Oturumun ertelenmesine, yapılmaması konusunda ısrar etmesine ve açıklamalarını geri çekmemesine rağmen el-Meşhedani bugün X platformunda “Gerçek bir sınav anında Sünni bloklar başkan etrafında kenetleniyor” diye yazdı ve meclis başkanına destek vermek için parlamento merkezinde toplanan Sünni milletvekillerine atıfta bulundu.

Irak'ın siyasi geleneğine göre meclis başkanlığı Sünni güçlerin elindeyken, Kürtler cumhurbaşkanlığı, Şiiler ise başbakanlık koltuğuna oturuyor.

Başbakan Muhammed Şiya es-Sudani'nin liderliğindeki İnşa ve Kalkınma Bloğu, yardımcısıyla patlak veren krizi kontrol altına almak amacıyla Sünni kampı dışından el-Meşhedani'ye desteğini açıklayan ilk siyasi bloklardan biri oldu.
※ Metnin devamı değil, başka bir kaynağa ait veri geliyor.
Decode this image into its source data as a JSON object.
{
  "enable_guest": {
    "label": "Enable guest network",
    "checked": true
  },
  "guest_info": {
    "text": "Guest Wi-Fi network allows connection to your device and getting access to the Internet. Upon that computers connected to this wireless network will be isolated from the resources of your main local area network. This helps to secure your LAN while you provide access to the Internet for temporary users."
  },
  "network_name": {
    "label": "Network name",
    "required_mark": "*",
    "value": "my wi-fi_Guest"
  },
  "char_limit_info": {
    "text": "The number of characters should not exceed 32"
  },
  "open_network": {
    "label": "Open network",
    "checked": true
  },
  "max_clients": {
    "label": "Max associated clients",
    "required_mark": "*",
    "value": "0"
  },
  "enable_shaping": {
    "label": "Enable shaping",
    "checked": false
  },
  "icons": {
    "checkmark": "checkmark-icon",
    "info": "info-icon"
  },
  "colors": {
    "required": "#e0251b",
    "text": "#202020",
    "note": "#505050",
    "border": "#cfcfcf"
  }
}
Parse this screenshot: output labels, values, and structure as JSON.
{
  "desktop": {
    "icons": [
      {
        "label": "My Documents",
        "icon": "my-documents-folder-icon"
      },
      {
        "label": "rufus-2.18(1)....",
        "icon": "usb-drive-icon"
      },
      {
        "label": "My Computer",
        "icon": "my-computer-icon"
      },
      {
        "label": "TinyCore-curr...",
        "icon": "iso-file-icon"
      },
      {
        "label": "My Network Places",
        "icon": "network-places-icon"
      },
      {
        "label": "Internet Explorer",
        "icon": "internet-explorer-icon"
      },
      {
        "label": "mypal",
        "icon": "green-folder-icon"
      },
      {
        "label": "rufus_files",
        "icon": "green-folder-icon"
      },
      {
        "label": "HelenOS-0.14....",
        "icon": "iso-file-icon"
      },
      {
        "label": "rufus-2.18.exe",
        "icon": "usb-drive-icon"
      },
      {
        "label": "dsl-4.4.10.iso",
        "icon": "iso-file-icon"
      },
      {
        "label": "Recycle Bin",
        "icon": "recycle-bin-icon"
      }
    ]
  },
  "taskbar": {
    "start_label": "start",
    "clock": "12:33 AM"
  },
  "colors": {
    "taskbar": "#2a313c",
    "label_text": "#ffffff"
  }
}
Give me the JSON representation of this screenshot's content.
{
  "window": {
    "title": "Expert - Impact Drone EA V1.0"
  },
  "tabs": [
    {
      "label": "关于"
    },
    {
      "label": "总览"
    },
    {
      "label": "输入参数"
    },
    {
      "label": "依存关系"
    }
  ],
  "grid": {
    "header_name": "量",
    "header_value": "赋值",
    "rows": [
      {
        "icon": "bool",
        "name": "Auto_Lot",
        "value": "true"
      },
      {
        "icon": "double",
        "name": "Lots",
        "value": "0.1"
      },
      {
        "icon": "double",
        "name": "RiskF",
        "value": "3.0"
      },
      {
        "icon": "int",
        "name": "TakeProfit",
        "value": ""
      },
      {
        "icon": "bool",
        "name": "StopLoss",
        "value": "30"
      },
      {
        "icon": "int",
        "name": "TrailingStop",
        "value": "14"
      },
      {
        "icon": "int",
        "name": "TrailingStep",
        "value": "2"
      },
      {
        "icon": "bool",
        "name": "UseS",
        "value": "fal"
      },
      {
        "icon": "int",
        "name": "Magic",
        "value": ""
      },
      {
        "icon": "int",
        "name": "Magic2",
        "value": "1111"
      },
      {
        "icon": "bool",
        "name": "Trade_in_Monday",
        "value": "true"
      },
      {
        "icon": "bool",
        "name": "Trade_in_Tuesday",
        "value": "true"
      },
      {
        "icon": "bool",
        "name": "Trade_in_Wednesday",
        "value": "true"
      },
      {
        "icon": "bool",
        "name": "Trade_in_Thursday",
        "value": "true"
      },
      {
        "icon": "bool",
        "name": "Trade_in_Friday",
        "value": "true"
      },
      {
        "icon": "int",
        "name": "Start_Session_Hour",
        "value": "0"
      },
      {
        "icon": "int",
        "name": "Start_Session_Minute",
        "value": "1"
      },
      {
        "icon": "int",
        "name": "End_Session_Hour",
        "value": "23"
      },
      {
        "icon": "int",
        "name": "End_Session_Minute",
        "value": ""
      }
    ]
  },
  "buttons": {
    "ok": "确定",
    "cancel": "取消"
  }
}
İnşa ve Kalkınma Bloğu Sözcüsü Firas el-Meslemavi yaptığı basın açıklamasında, “Cabbar el-Kenani, Muhammed es-Sayhud, Kazım et-Tuki ve Murtaza es-Saadi'nin de aralarında bulunduğu 5 milletvekilinden oluşan blok liderliği, oturumu etkileyen sözlü tartışmalarla ilgili olarak parlamento içinde yaşananların koşullarını belirlemek üzere Temsilciler Meclisi Başkanlığı ile kapalı bir toplantı gerçekleştirdi” dedi.
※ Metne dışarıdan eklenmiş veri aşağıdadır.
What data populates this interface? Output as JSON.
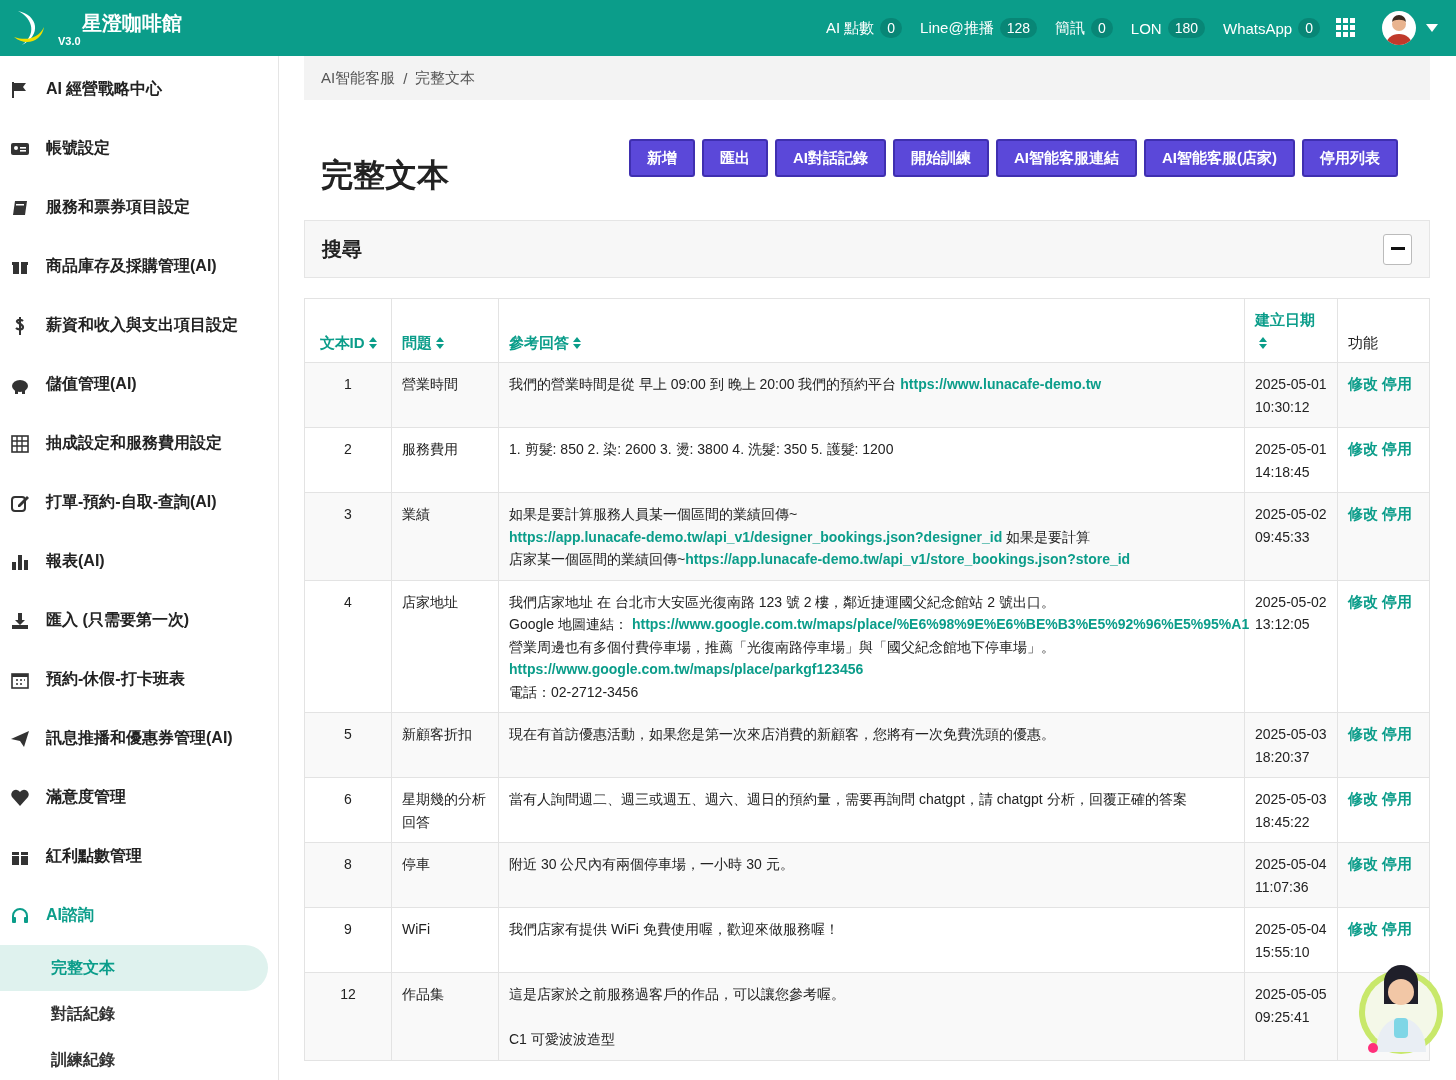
{
  "header": {
    "title": "星澄咖啡館",
    "version": "V3.0",
    "stats": [
      {
        "label": "AI 點數",
        "value": "0"
      },
      {
        "label": "Line@推播",
        "value": "128"
      },
      {
        "label": "簡訊",
        "value": "0"
      },
      {
        "label": "LON",
        "value": "180"
      },
      {
        "label": "WhatsApp",
        "value": "0"
      }
    ]
  },
  "sidebar": {
    "items": [
      {
        "label": "AI 經營戰略中心",
        "expanded": false
      },
      {
        "label": "帳號設定",
        "expanded": false
      },
      {
        "label": "服務和票券項目設定",
        "expanded": false
      },
      {
        "label": "商品庫存及採購管理(AI)",
        "expanded": false
      },
      {
        "label": "薪資和收入與支出項目設定",
        "expanded": false
      },
      {
        "label": "儲值管理(AI)",
        "expanded": false
      },
      {
        "label": "抽成設定和服務費用設定",
        "expanded": false
      },
      {
        "label": "打單-預約-自取-查詢(AI)",
        "expanded": false
      },
      {
        "label": "報表(AI)",
        "expanded": false
      },
      {
        "label": "匯入 (只需要第一次)",
        "expanded": false
      },
      {
        "label": "預約-休假-打卡班表",
        "expanded": false
      },
      {
        "label": "訊息推播和優惠券管理(AI)",
        "expanded": false
      },
      {
        "label": "滿意度管理",
        "expanded": false
      },
      {
        "label": "紅利點數管理",
        "expanded": false
      },
      {
        "label": "AI諮詢",
        "expanded": true,
        "children": [
          {
            "label": "完整文本",
            "selected": true
          },
          {
            "label": "對話紀錄",
            "selected": false
          },
          {
            "label": "訓練紀錄",
            "selected": false
          }
        ]
      }
    ]
  },
  "breadcrumb": {
    "items": [
      "AI智能客服",
      "完整文本"
    ],
    "separator": "/"
  },
  "page_title": "完整文本",
  "buttons": [
    "新增",
    "匯出",
    "AI對話記錄",
    "開始訓練",
    "AI智能客服連結",
    "AI智能客服(店家)",
    "停用列表"
  ],
  "search_panel": {
    "title": "搜尋"
  },
  "table": {
    "columns": [
      {
        "label": "文本ID",
        "sortable": true
      },
      {
        "label": "問題",
        "sortable": true
      },
      {
        "label": "參考回答",
        "sortable": true
      },
      {
        "label": "建立日期",
        "sortable": true
      },
      {
        "label": "功能",
        "sortable": false
      }
    ],
    "rows": [
      {
        "id": "1",
        "question": "營業時間",
        "answer": [
          [
            [
              {
                "text": "我們的營業時間是從 早上 09:00 到 晚上 20:00 我們的預約平台 ",
                "link": false
              },
              {
                "text": "https://www.lunacafe-demo.tw",
                "link": true
              }
            ]
          ]
        ],
        "created": "2025-05-01 10:30:12",
        "actions": [
          "修改",
          "停用"
        ]
      },
      {
        "id": "2",
        "question": "服務費用",
        "answer": [
          [
            [
              {
                "text": "1. 剪髮: 850 2. 染: 2600 3. 燙: 3800 4. 洗髮: 350 5. 護髮: 1200",
                "link": false
              }
            ]
          ]
        ],
        "created": "2025-05-01 14:18:45",
        "actions": [
          "修改",
          "停用"
        ]
      },
      {
        "id": "3",
        "question": "業績",
        "answer": [
          [
            [
              {
                "text": "如果是要計算服務人員某一個區間的業績回傳~",
                "link": false
              }
            ],
            [
              {
                "text": "https://app.lunacafe-demo.tw/api_v1/designer_bookings.json?designer_id",
                "link": true
              },
              {
                "text": " 如果是要計算",
                "link": false
              }
            ],
            [
              {
                "text": "店家某一個區間的業績回傳~",
                "link": false
              },
              {
                "text": "https://app.lunacafe-demo.tw/api_v1/store_bookings.json?store_id",
                "link": true
              }
            ]
          ]
        ],
        "created": "2025-05-02 09:45:33",
        "actions": [
          "修改",
          "停用"
        ]
      },
      {
        "id": "4",
        "question": "店家地址",
        "answer": [
          [
            [
              {
                "text": "我們店家地址 在 台北市大安區光復南路 123 號 2 樓，鄰近捷運國父紀念館站 2 號出口。",
                "link": false
              }
            ],
            [
              {
                "text": "Google 地圖連結： ",
                "link": false
              },
              {
                "text": "https://www.google.com.tw/maps/place/%E6%98%9E%E6%BE%B3%E5%92%96%E5%95%A1",
                "link": true
              }
            ],
            [
              {
                "text": "營業周邊也有多個付費停車場，推薦「光復南路停車場」與「國父紀念館地下停車場」。",
                "link": false
              }
            ],
            [
              {
                "text": "https://www.google.com.tw/maps/place/parkgf123456",
                "link": true
              }
            ],
            [
              {
                "text": "電話：02-2712-3456",
                "link": false
              }
            ]
          ]
        ],
        "created": "2025-05-02 13:12:05",
        "actions": [
          "修改",
          "停用"
        ]
      },
      {
        "id": "5",
        "question": "新顧客折扣",
        "answer": [
          [
            [
              {
                "text": "現在有首訪優惠活動，如果您是第一次來店消費的新顧客，您將有一次免費洗頭的優惠。",
                "link": false
              }
            ]
          ]
        ],
        "created": "2025-05-03 18:20:37",
        "actions": [
          "修改",
          "停用"
        ]
      },
      {
        "id": "6",
        "question": "星期幾的分析回答",
        "answer": [
          [
            [
              {
                "text": "當有人詢問週二、週三或週五、週六、週日的預約量，需要再詢問 chatgpt，請 chatgpt 分析，回覆正確的答案",
                "link": false
              }
            ]
          ]
        ],
        "created": "2025-05-03 18:45:22",
        "actions": [
          "修改",
          "停用"
        ]
      },
      {
        "id": "8",
        "question": "停車",
        "answer": [
          [
            [
              {
                "text": "附近 30 公尺內有兩個停車場，一小時 30 元。",
                "link": false
              }
            ]
          ]
        ],
        "created": "2025-05-04 11:07:36",
        "actions": [
          "修改",
          "停用"
        ]
      },
      {
        "id": "9",
        "question": "WiFi",
        "answer": [
          [
            [
              {
                "text": "我們店家有提供 WiFi 免費使用喔，歡迎來做服務喔！",
                "link": false
              }
            ]
          ]
        ],
        "created": "2025-05-04 15:55:10",
        "actions": [
          "修改",
          "停用"
        ]
      },
      {
        "id": "12",
        "question": "作品集",
        "answer": [
          [
            [
              {
                "text": "這是店家於之前服務過客戶的作品，可以讓您參考喔。",
                "link": false
              }
            ]
          ],
          [
            [
              {
                "text": "C1 可愛波波造型",
                "link": false
              }
            ]
          ]
        ],
        "created": "2025-05-05 09:25:41",
        "actions": []
      }
    ]
  }
}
El-Meslemavi, “Yaşananlar, meclis başkanlığının toplu olarak sorumlu olduğu bir emsal teşkil ediyor. Çünkü en yüksek yasama otoritesi olan yasama kurumunun başkanlığını ve üyelerini düzenleyen usul kuralları ve Temsilciler Meclisi yasası vardır. Bu nedenle bir blok olarak çözümlerle birlikteyiz ve oturumları düzenlemek ve önemli yasaları geçirmek için uygun yolları destekliyoruz” ifadelerini kullandı.

Sudani liderliğindeki İnşa ve Kalkınma Bloğu’nun el-Meşhedani ve yardımcılarıyla görüşmesi, parlamentodaki Sünni blokların el-Meşhedani'yi destekleyici bir tutum sergilemek üzere bir araya gelmesinin ardından gerçekleşti.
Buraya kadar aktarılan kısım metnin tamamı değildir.